If you use session cookies, you should expire old sessions and create new ones every time the user logs in. This will prevent "session fixation" attacks where a hacker can get a user to authenticate to the victim's account but use a session identifier provided by the attacher as a session cookie. Since the attacker knows the session identifier, they will be able to access the victim's account.

Diagram of session fixation attack from OWASP documentation

Security attributes

Cookies have several security attributes that, when used correctly, create multiple layers of protection for your application:

// Example of setting a secure authentication cookie
res.cookie("sessionId", "user123", {
  httpOnly: true,
  secure: true,
  sameSite: "strict",
  maxAge: 3600000, // 1 hour
});
  • HTTP Only: Cookies with HttpOnly attribute can't be read by JS code on the client. The client sends the cookie to the server with requests and the server can read it. Setting this attribute helps mitigate cross-site scripting attacks (XSS).

  • Secure: Cookies with Secure attribute can only be set over HTTPS (except for http://localhost). This helps protect from man-in-the-middle attacks where the session cookie is grabbed over the network (from wifi in a coffee shop for instance).

  • Same-Site: This attribute controls whether a browser will send cookies along with cross-site requests - such as links, iframes, or even loading images from a 3rd party website. Same-Site is important to mitigate cross-site request forgery (CSRF), although it does not completely prevent it (CSRF attacks also require the use of CSRF tokens for mitigation). Same-Site attribute can be "strict" and prevent sending cookies in any cross-site scenarios - even when following a link or "lax" which sends the cookie when following a link to another site. Both settings are secure and "lax" is the default behavior. However in some contexts, deep linking can be risky (no one should follow a link into their bank account) and "strict" is preferred.
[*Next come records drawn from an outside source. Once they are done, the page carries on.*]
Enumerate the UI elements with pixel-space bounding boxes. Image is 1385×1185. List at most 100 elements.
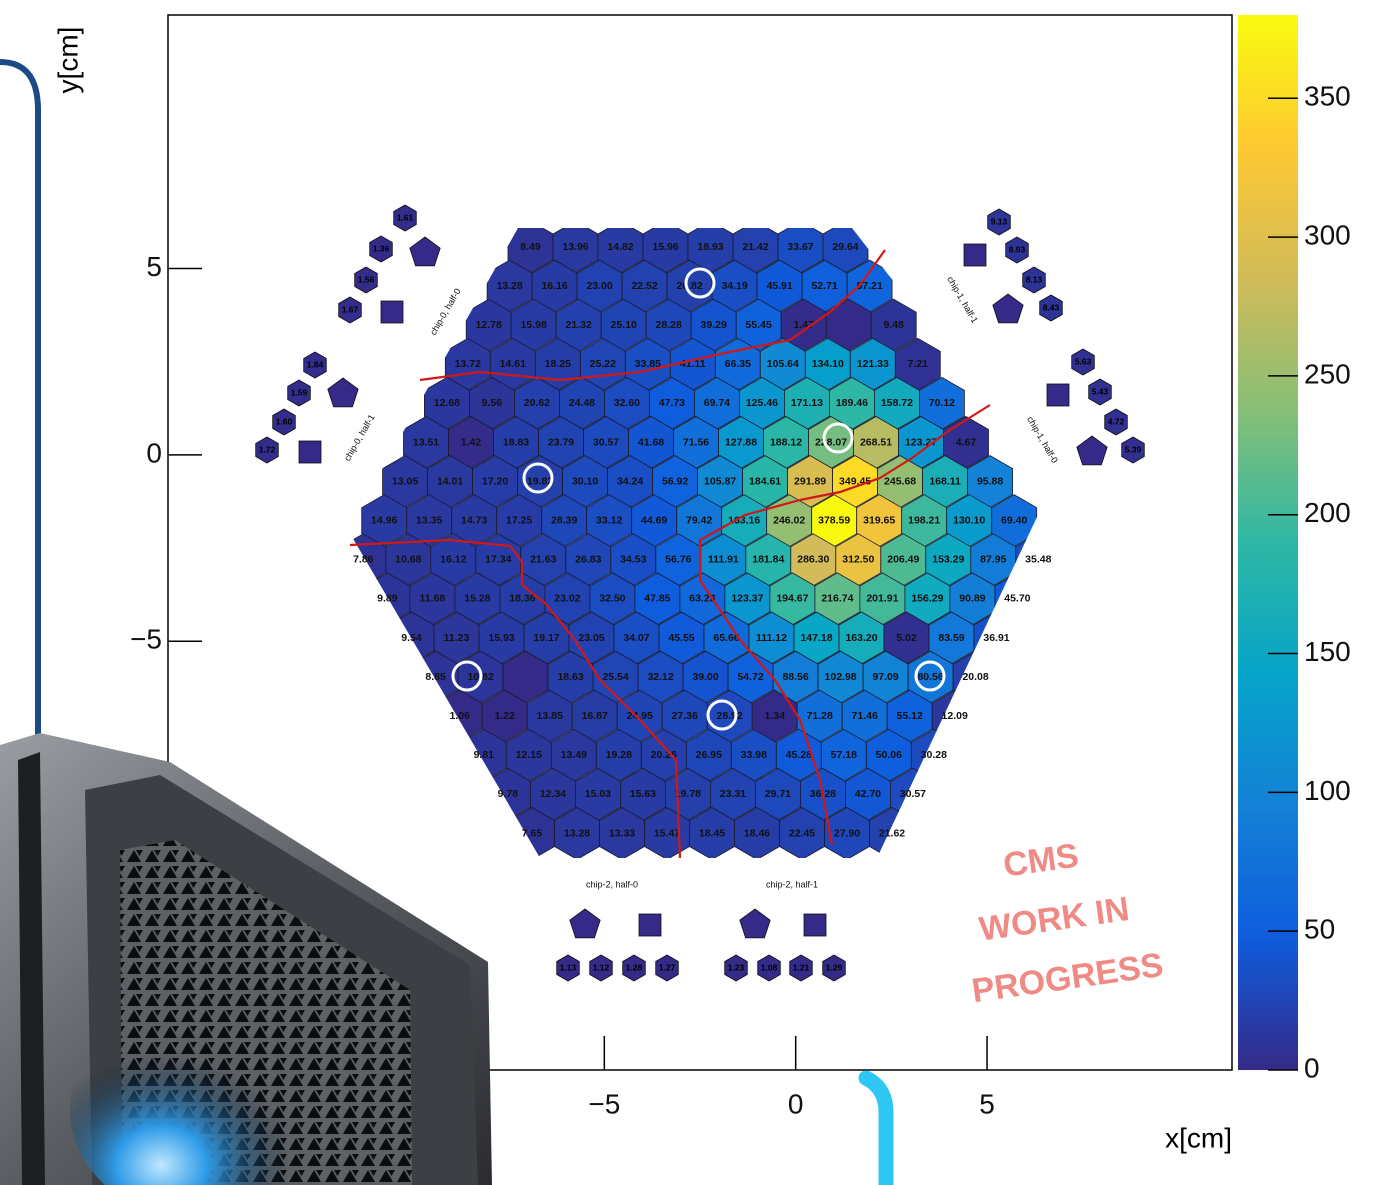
cell-label: 14.01 xyxy=(437,475,463,487)
cell-label: 44.69 xyxy=(641,514,667,526)
cell-label: 111.12 xyxy=(756,632,787,644)
cell-label: 105.64 xyxy=(767,358,799,370)
cell-label: 28.39 xyxy=(551,514,577,526)
cell-label: 23.79 xyxy=(548,436,574,448)
calib-label: 5.39 xyxy=(1125,444,1142,454)
cell-label: 286.30 xyxy=(797,554,829,566)
cell-label: 9.81 xyxy=(474,749,495,761)
cell-label: 25.10 xyxy=(611,319,637,331)
cell-label: 45.55 xyxy=(668,632,694,644)
color-bar-tick-label: 150 xyxy=(1304,636,1351,667)
cell-label: 13.96 xyxy=(562,241,588,253)
cell-label: 97.09 xyxy=(872,671,898,683)
cell-label: 1.42 xyxy=(461,436,482,448)
cell-label: 32.50 xyxy=(599,593,625,605)
cell-label: 32.60 xyxy=(614,397,640,409)
bracket xyxy=(866,1078,886,1185)
cell-label: 153.29 xyxy=(932,554,964,566)
slide-border xyxy=(0,62,38,745)
cell-label: 125.46 xyxy=(746,397,778,409)
cell-label: 18.36 xyxy=(509,593,535,605)
cell-label: 18.46 xyxy=(744,827,770,839)
cell-label: 134.10 xyxy=(812,358,844,370)
cell-label: 21.42 xyxy=(742,241,768,253)
color-bar-tick-label: 350 xyxy=(1304,81,1351,112)
cell-label: 23.05 xyxy=(578,632,604,644)
cell-label: 42.70 xyxy=(855,788,881,800)
cell-label: 80.56 xyxy=(917,671,943,683)
cell-label: 30.28 xyxy=(921,749,947,761)
cell-label: 15.93 xyxy=(488,632,514,644)
cell-label: 25.22 xyxy=(590,358,616,370)
cell-label: 69.40 xyxy=(1001,514,1027,526)
cell-label: 18.25 xyxy=(545,358,571,370)
cell-label: 18.63 xyxy=(557,671,583,683)
cell-label: 16.87 xyxy=(582,710,608,722)
cell-label: 39.00 xyxy=(692,671,718,683)
cell-label: 34.24 xyxy=(617,475,643,487)
calib-label: 1.21 xyxy=(793,962,810,972)
cell-label: 268.51 xyxy=(860,436,892,448)
calib-label: 8.43 xyxy=(1043,302,1060,312)
cell-label: 206.49 xyxy=(887,554,919,566)
cell-label: 312.50 xyxy=(842,554,874,566)
chip-label: chip-2, half-0 xyxy=(586,879,638,889)
square-pad xyxy=(381,301,403,323)
color-bar-tick-label: 0 xyxy=(1304,1052,1320,1083)
cell-label: 30.57 xyxy=(593,436,619,448)
cell-label: 13.33 xyxy=(609,827,635,839)
calib-label: 1.84 xyxy=(307,359,324,369)
cell-label: 11.68 xyxy=(420,593,446,605)
cell-label: 70.12 xyxy=(929,397,955,409)
cell-label: 13.35 xyxy=(416,514,442,526)
cell-label: 102.98 xyxy=(825,671,857,683)
cell-label: 27.90 xyxy=(834,827,860,839)
cell-label: 34.07 xyxy=(623,632,649,644)
cell-label: 12.15 xyxy=(516,749,542,761)
calib-label: 8.93 xyxy=(1009,244,1026,254)
cell-label: 111.91 xyxy=(708,554,739,566)
cell-label: 15.96 xyxy=(652,241,678,253)
calib-label: 1.08 xyxy=(761,962,778,972)
calib-label: 1.60 xyxy=(276,416,293,426)
cell-label: 23.00 xyxy=(586,280,612,292)
color-bar-tick-label: 200 xyxy=(1304,497,1351,528)
cell-label: 105.87 xyxy=(704,475,736,487)
cell-label: 13.51 xyxy=(413,436,439,448)
cell-label: 1.22 xyxy=(494,710,515,722)
cell-label: 88.56 xyxy=(782,671,808,683)
cell-label: 198.21 xyxy=(908,514,940,526)
cell-label: 216.74 xyxy=(821,593,853,605)
x-tick-label: 5 xyxy=(979,1088,995,1119)
calib-label: 1.27 xyxy=(659,962,676,972)
cell-label: 123.37 xyxy=(731,593,763,605)
cell-label: 17.20 xyxy=(482,475,508,487)
square-pad xyxy=(299,441,321,463)
cell-label: 10.68 xyxy=(395,554,421,566)
cell-label: 18.93 xyxy=(697,241,723,253)
cell-label: 23.31 xyxy=(720,788,746,800)
cell-label: 13.85 xyxy=(537,710,563,722)
cell-label: 27.36 xyxy=(672,710,698,722)
cell-label: 33.12 xyxy=(596,514,622,526)
cell-label: 41.68 xyxy=(638,436,664,448)
chart: −505−505 8.4913.9614.8215.9618.9321.4233… xyxy=(0,0,1385,1185)
cell-label: 19.17 xyxy=(533,632,559,644)
cell-label: 19.78 xyxy=(675,788,701,800)
cell-label: 54.72 xyxy=(737,671,763,683)
calib-label: 5.63 xyxy=(1075,356,1092,366)
cell-label: 24.48 xyxy=(569,397,595,409)
cell-label: 26.95 xyxy=(696,749,722,761)
cell-label: 130.10 xyxy=(953,514,985,526)
cell-label: 45.70 xyxy=(1004,593,1030,605)
cell-label: 171.13 xyxy=(791,397,823,409)
color-bar-tick-label: 100 xyxy=(1304,775,1351,806)
cell-label: 14.82 xyxy=(607,241,633,253)
cell-label: 378.59 xyxy=(818,514,850,526)
color-bar-tick-label: 250 xyxy=(1304,358,1351,389)
calib-label: 1.59 xyxy=(291,387,308,397)
square-pad xyxy=(639,914,661,936)
calib-label: 1.13 xyxy=(560,962,577,972)
cell-label: 15.63 xyxy=(630,788,656,800)
cell-label: 194.67 xyxy=(776,593,808,605)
  • Domain: Specifies which servers can read the cookie. If you specify nothing, only the subdomain that sets the cookie can read it, but not any other subdomain. This option is most secure, but is often too limited. If you need other subdomains to read the cookie, you can set the domain attribute to a parent domain of the server that sets the cookie.

Cookie prefixes are important for security when authentication cookies are shared across multiple webapps and subdomains. The problem they solve is that servers can't know what was the origin of the cookie, so if one webapp in a domain was hacked, it can be used to set cookies that will be sent to other apps in the same domain. To prevent this, you can use the following prefixes in cookie names:

  • __Host-: Browsers will only use the cookie if it has secure attribute set and no domain set - this prevents the cookie from being used to compromise other webapps in the same parent domain.

  • __Secure-: Browsers will only accept the cookie if it has the secure attribute and was set from HTTPS.

Conclusion

Using cookies to store authentication tokens is a common practice, but it is important to understand the security implications of using cookies. By setting the appropriate attributes, you can make your webapp more secure and protect against common attacks. Using a quality authentication library like Nile-Auth will help you manage authentication and cookies properly - keeping your app secure while you focus on building great features.

Whether you choose to implement cookie-based authentication yourself or use a battle-tested solution like Nile-Auth, understanding these fundamentals will help you make better security decisions for your applications.